This is a question from Lee's book:
The definition of the exponential map in terms of the one parameter subgroups seemed quite abstract, so I think that fully understanding this exercise will be helpful. As far as I understand, if we find the one parameter subgroups (that is to say: the maximal integral curves of left-invariant vector fields which start at $e$), we're done. So we want to solve $$ \cases{\gamma'(t)=X\\\gamma(0)=e} $$ For $X\in \textrm{Lie}(G)$. In the case $G=\mathbb{R}^n$, $\textrm{Lie}(G)\cong \mathbb{R}^n$ so I guess we get $\gamma(t)=Xt$. What about the torus? Maybe I can use that $T^n\cong S^1\times\ldots\times S^1$, but how?
Update:
What I did is not really correct: I should have written
$$ \cases{\gamma'(t)=X_{\gamma(t)}\\\gamma(0)=e} $$ Now, $X_{\gamma(t)}=L_{\gamma(t),*}(e)X_e$. But now I do not know how to justify that this is simply $L_e$. i.e. how do I determine $L_{\gamma(t),*}(e)$?
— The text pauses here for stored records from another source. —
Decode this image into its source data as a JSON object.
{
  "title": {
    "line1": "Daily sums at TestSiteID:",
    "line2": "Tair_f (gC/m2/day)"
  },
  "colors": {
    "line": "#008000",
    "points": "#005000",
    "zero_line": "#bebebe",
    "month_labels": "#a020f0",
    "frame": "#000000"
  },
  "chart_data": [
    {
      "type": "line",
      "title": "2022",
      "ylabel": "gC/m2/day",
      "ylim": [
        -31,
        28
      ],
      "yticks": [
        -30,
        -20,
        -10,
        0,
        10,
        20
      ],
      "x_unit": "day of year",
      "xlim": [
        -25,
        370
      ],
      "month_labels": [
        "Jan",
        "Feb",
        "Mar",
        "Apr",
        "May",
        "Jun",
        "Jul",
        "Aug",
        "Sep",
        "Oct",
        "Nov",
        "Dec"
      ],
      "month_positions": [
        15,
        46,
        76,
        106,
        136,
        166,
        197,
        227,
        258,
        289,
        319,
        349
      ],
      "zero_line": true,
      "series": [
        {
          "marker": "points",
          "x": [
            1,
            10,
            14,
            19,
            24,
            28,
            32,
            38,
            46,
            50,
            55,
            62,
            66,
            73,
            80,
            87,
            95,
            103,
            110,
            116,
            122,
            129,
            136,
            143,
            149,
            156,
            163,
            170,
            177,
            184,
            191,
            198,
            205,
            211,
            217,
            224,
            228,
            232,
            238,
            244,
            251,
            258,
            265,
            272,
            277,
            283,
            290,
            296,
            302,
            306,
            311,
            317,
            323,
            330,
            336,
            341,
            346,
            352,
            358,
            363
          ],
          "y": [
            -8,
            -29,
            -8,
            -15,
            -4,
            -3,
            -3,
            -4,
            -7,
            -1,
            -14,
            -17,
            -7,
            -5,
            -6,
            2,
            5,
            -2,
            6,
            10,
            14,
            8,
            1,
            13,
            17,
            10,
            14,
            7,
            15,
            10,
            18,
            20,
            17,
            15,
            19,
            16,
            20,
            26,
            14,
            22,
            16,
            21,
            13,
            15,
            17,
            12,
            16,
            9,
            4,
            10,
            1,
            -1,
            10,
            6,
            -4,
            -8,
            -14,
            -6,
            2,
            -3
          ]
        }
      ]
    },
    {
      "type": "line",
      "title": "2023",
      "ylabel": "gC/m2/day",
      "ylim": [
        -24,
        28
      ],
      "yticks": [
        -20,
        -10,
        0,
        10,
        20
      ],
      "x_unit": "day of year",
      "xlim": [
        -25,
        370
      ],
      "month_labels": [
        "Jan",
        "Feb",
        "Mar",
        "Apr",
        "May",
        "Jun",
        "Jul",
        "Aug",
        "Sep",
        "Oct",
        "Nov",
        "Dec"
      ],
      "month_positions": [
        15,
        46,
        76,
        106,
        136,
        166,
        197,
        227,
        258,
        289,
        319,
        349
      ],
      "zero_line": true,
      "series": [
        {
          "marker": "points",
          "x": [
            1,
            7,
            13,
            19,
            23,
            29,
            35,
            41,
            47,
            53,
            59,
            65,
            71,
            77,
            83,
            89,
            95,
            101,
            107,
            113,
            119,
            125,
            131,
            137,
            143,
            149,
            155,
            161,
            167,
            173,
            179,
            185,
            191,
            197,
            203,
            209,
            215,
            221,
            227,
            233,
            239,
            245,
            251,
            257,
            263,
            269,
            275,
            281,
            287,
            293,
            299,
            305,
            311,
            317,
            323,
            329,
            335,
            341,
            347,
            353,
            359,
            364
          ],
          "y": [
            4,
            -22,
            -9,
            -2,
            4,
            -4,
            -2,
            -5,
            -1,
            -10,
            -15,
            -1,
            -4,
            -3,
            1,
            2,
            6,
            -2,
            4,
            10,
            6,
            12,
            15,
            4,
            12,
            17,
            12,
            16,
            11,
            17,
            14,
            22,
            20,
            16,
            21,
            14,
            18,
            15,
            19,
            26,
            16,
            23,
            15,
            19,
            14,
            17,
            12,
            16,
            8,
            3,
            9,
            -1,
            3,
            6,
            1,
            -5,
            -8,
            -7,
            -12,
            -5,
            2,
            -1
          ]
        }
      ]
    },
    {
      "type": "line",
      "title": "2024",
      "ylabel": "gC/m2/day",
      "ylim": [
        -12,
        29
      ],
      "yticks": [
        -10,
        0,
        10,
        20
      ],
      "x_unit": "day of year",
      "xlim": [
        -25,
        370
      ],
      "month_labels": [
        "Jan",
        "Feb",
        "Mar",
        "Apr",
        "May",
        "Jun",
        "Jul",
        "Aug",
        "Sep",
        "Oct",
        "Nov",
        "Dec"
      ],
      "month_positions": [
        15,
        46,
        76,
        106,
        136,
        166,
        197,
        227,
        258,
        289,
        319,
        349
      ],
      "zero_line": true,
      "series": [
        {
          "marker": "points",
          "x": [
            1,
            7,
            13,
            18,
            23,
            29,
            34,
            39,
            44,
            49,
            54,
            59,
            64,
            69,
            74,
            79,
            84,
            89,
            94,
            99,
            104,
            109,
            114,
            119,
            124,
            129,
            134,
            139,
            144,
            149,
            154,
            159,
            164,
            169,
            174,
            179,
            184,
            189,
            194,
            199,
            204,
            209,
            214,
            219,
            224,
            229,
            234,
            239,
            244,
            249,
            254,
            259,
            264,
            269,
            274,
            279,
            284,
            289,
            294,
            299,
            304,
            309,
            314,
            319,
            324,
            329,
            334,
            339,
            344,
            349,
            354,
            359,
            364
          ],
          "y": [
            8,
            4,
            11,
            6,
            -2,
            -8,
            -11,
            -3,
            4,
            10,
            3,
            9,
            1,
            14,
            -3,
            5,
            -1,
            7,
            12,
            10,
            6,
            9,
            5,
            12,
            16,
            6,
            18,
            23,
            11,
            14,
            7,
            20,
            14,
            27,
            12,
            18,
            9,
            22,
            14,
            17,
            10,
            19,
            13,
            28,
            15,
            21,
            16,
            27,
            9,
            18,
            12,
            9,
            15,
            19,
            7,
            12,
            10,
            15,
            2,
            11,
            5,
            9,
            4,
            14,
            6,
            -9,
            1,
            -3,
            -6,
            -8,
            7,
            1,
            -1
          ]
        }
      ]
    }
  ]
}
I tried the following: $L_{\gamma(t)}(x)=\gamma(t)+x$ (with $x\in\mathbb{R}^n$). Hence the matrix for $L_{\gamma(t),*}(e)$ is $$ \left(\begin{array}{ccc} \frac{\partial L_{\gamma(t)}^{1}}{\partial x^{1}} & \ldots & \frac{\partial L_{\gamma(t)}^{1}}{\partial x^{n}}\\ \vdots & & \vdots\\ \frac{\partial L_{\gamma(t)}^{n}}{\partial x^{1}} & \ldots & \frac{\partial L_{\gamma(t)}^{n}}{\partial x^{n}} \end{array}\right) = I $$ and therefore $L_{\gamma(t),*}(e)X_e=X_e$. So now only the torus is left.
See $S^1$ as $\{z\in\mathbb{C}\,|\,|z|=1\}$. If $X=(t_1,\ldots,t_n)$, consider the map $\gamma\colon\mathbb{R}\longrightarrow\left(S^1\right)^n$ defined by $\gamma(x)=\bigl(e^{ixt_1},e^{ixt_2},\ldots,e^{ixt_n}\bigr)$. It is clear that $\gamma$ is a homomorphism and that $\gamma'(0)=X$. Therefore,$$\exp(X)=\gamma(1)=\bigl(e^{it_1},e^{it_2},\ldots,e^{it_n}\bigr).$$